Dans le quartier de Tripoli où il vit depuis plusieurs années, Cheikh, un pêcheur originaire d’Afrique de l’Ouest, est témoin de la crise géo­politique et huma­nitaire qui frappe la Médi­terranée Centrale depuis la chute du dictateur Mouammar Kadhafi en 2011. « Les garde-côtes libyens inter­ceptent les migrants en mer et les mettent en prison sans leur faire de procès. Les migrants sont arrêtés non seulement en mer, mais aussi en ville », m’écrit-il. Dans nos échanges fréquents, il qualifie les exilé.e.s de « frères et sœurs », dont les épreuves l’accablent. « Sincèrement, je n’aime pas voir ces gens souffrir », soupire-t-il début janvier 2021, visiblement las.

Quand le climat permet de sortir sa chaloupe en mer, Cheikh voit passer des pneumatiques en mauvais état débordants de personnes précaires d’origines différente mais qui fuient toutes les conditions de vie difficiles en Libye et, pour certaines, la torture et les abus qui ont ponctué leur séjour dans ce pays ravagé par une décennie de guerre.

La sécurité avant le droit d’asile

Cheikh n’est pas le seul à s’alarmer. Le réseau Alarm Phone, qui anime une ligne télé­phonique d’urgence pour les migrant·e·s se trouvant en situation de détresse en Méditerranée, estime qu’en 2020, environ 27 435 personnes ont tenté de quitter la Libye par la mer. Selon l’Organisation inter­nationale pour les migrations (OIM), environ 11 891 d’entre eux ont été renvoyés dans ce pays la même année.

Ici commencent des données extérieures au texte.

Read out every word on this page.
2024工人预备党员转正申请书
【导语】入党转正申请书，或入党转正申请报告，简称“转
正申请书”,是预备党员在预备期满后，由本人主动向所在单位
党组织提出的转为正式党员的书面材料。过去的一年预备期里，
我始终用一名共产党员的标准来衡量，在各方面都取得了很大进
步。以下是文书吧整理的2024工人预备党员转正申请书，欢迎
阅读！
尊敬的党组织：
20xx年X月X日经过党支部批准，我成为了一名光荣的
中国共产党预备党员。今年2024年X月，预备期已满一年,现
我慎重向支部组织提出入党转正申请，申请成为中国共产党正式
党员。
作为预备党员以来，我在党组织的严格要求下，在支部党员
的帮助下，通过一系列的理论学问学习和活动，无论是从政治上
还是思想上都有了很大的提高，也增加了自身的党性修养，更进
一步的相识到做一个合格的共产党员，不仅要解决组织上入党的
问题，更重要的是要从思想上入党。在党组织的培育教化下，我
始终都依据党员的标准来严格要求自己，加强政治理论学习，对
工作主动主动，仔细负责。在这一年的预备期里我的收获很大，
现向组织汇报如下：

Depuis le sommet de la Valette en 2015, l’Union européenne (UE) a mis en place un important dispositif de soutien aux garde-côtes libyens pour faire face à la « crise » migratoire en Médi­terranée. Mais si l’UE loue leur capacité à sauver des vies, Cheikh et d’autres pêcheurs constatent eux leur incompé­tence et leur absence de réponse quand ils les alertent sur la présence d’une embar­cation de migrant·e·s en difficulté. Ils font état de menaces, assurent que certains représentants des autorités sont impliqués dans la revente des moteurs des bateaux de fortune interceptés. Le chassé-croisé maritime auquel assiste Cheikh dépasse la seule urgence humanitaire : il découle de la stratégie européenne d’externa­lisation du contrôle migratoire faisant primer la sécurité sur le droit d’asile.

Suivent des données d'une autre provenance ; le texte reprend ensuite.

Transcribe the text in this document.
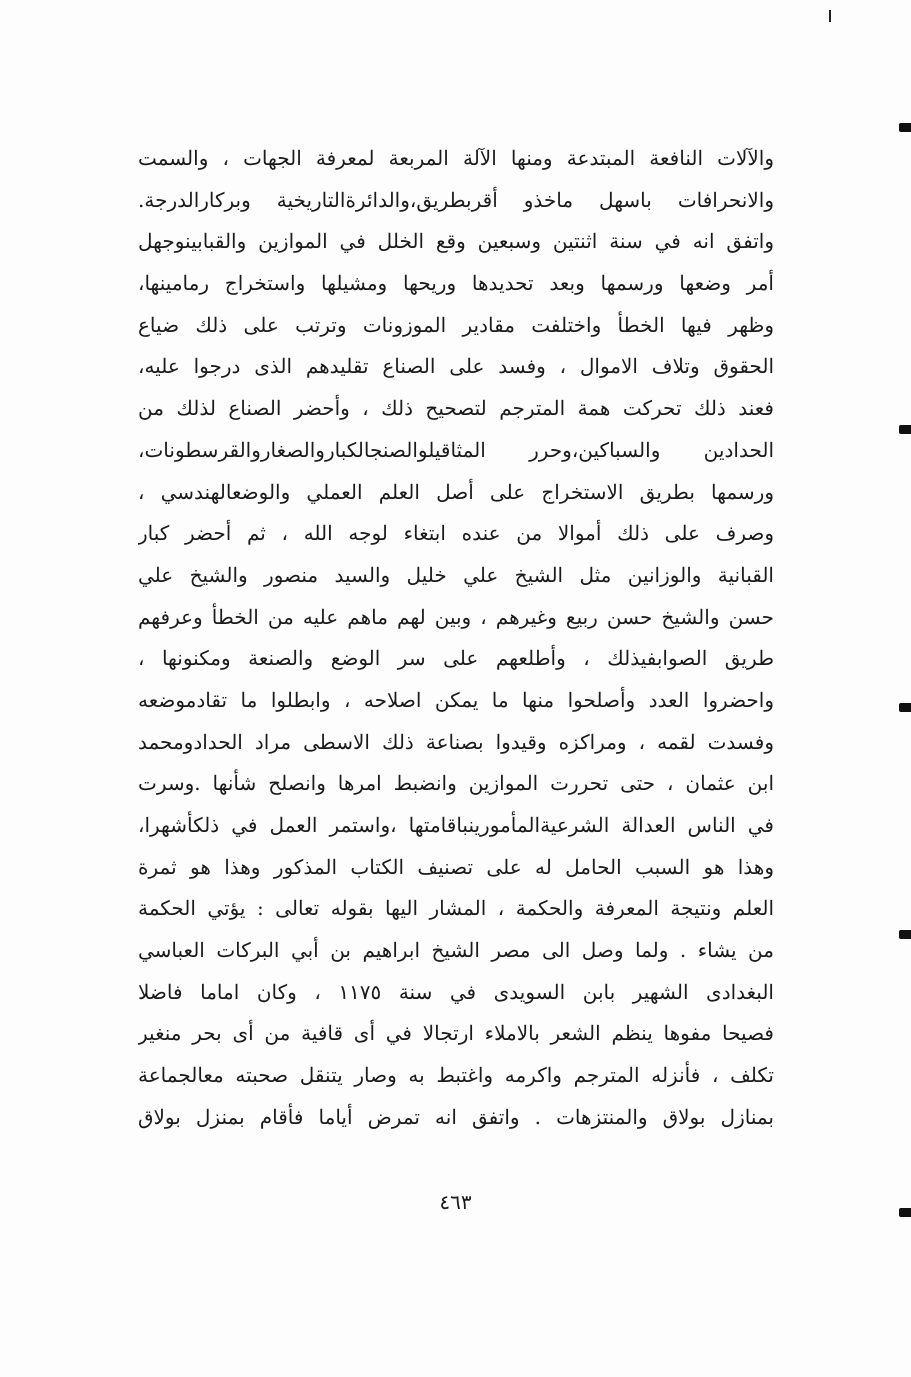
والآلات النافعة المبتدعة ومنها الآلة المربعة لمعرفة الجهات ، والسمت
والانحرافات باسهل ماخذو أقربطريق،والدائرةالتاريخية وبركارالدرجة.
واتفق انه في سنة اثنتين وسبعين وقع الخلل في الموازين والقبابينوجهل
أمر وضعها ورسمها وبعد تحديدها وريحها ومشيلها واستخراج رمامينها،
وظهر فيها الخطأ واختلفت مقادير الموزونات وترتب على ذلك ضياع
الحقوق وتلاف الاموال ، وفسد على الصناع تقليدهم الذى درجوا عليه،
فعند ذلك تحركت همة المترجم لتصحيح ذلك ، وأحضر الصناع لذلك من
الحدادين والسباكين،وحرر المثاقيلوالصنجالكباروالصغاروالقرسطونات،
ورسمها بطريق الاستخراج على أصل العلم العملي والوضعالهندسي ،
وصرف على ذلك أموالا من عنده ابتغاء لوجه الله ، ثم أحضر كبار
القبانية والوزانين مثل الشيخ علي خليل والسيد منصور والشيخ علي
حسن والشيخ حسن ربيع وغيرهم ، وبين لهم ماهم عليه من الخطأ وعرفهم
طريق الصوابفيذلك ، وأطلعهم على سر الوضع والصنعة ومكنونها ،
واحضروا العدد وأصلحوا منها ما يمكن اصلاحه ، وابطلوا ما تقادموضعه
وفسدت لقمه ، ومراكزه وقيدوا بصناعة ذلك الاسطى مراد الحدادومحمد
ابن عثمان ، حتى تحررت الموازين وانضبط امرها وانصلح شأنها .وسرت
في الناس العدالة الشرعيةالمأمورينباقامتها ،واستمر العمل في ذلكأشهرا،
وهذا هو السبب الحامل له على تصنيف الكتاب المذكور وهذا هو ثمرة
العلم ونتيجة المعرفة والحكمة ، المشار اليها بقوله تعالى : يؤتي الحكمة
من يشاء . ولما وصل الى مصر الشيخ ابراهيم بن أبي البركات العباسي
البغدادى الشهير بابن السويدى في سنة ١١٧٥ ، وكان اماما فاضلا
فصيحا مفوها ينظم الشعر بالاملاء ارتجالا في أى قافية من أى بحر منغير
تكلف ، فأنزله المترجم واكرمه واغتبط به وصار يتنقل صحبته معالجماعة
بمنازل بولاق والمنتزهات . واتفق انه تمرض أياما فأقام بمنزل بولاق
٤٦٣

Durant le conflit déclenché dans le sillage de la chute de Kadhafi, l’équipement de la garde-côtière a été partiellement détruit. Puis, ses chaînes de commandes se sont effritées face à la fragmentation du contrôle étatique entre différentes factions et milices. Sans oublier que l’instabilité politique a bouleversé les réseaux clientélistes qui avaient jusqu’alors maintenu un équilibre fragile au niveau du contrôle des vastes zones frontalières du pays (même si, historique­ment, il a été montré qu’aucun gouverne­ment n’a jamais eu le contrôle absolu sur les frontières libyennes). Cette absence de contrôle et l’instabilité régionale ont entraîné une hausse des tentatives de traversées d’exilé·e·s à destina­tion de l’Europe. Plusieurs naufrages dramatiques aux larges des côtes italiennes ont alors incité les autorités italiennes à mettre en place l’opération Mare Nostrum, dont le principal objectif était le sauvetage en mer.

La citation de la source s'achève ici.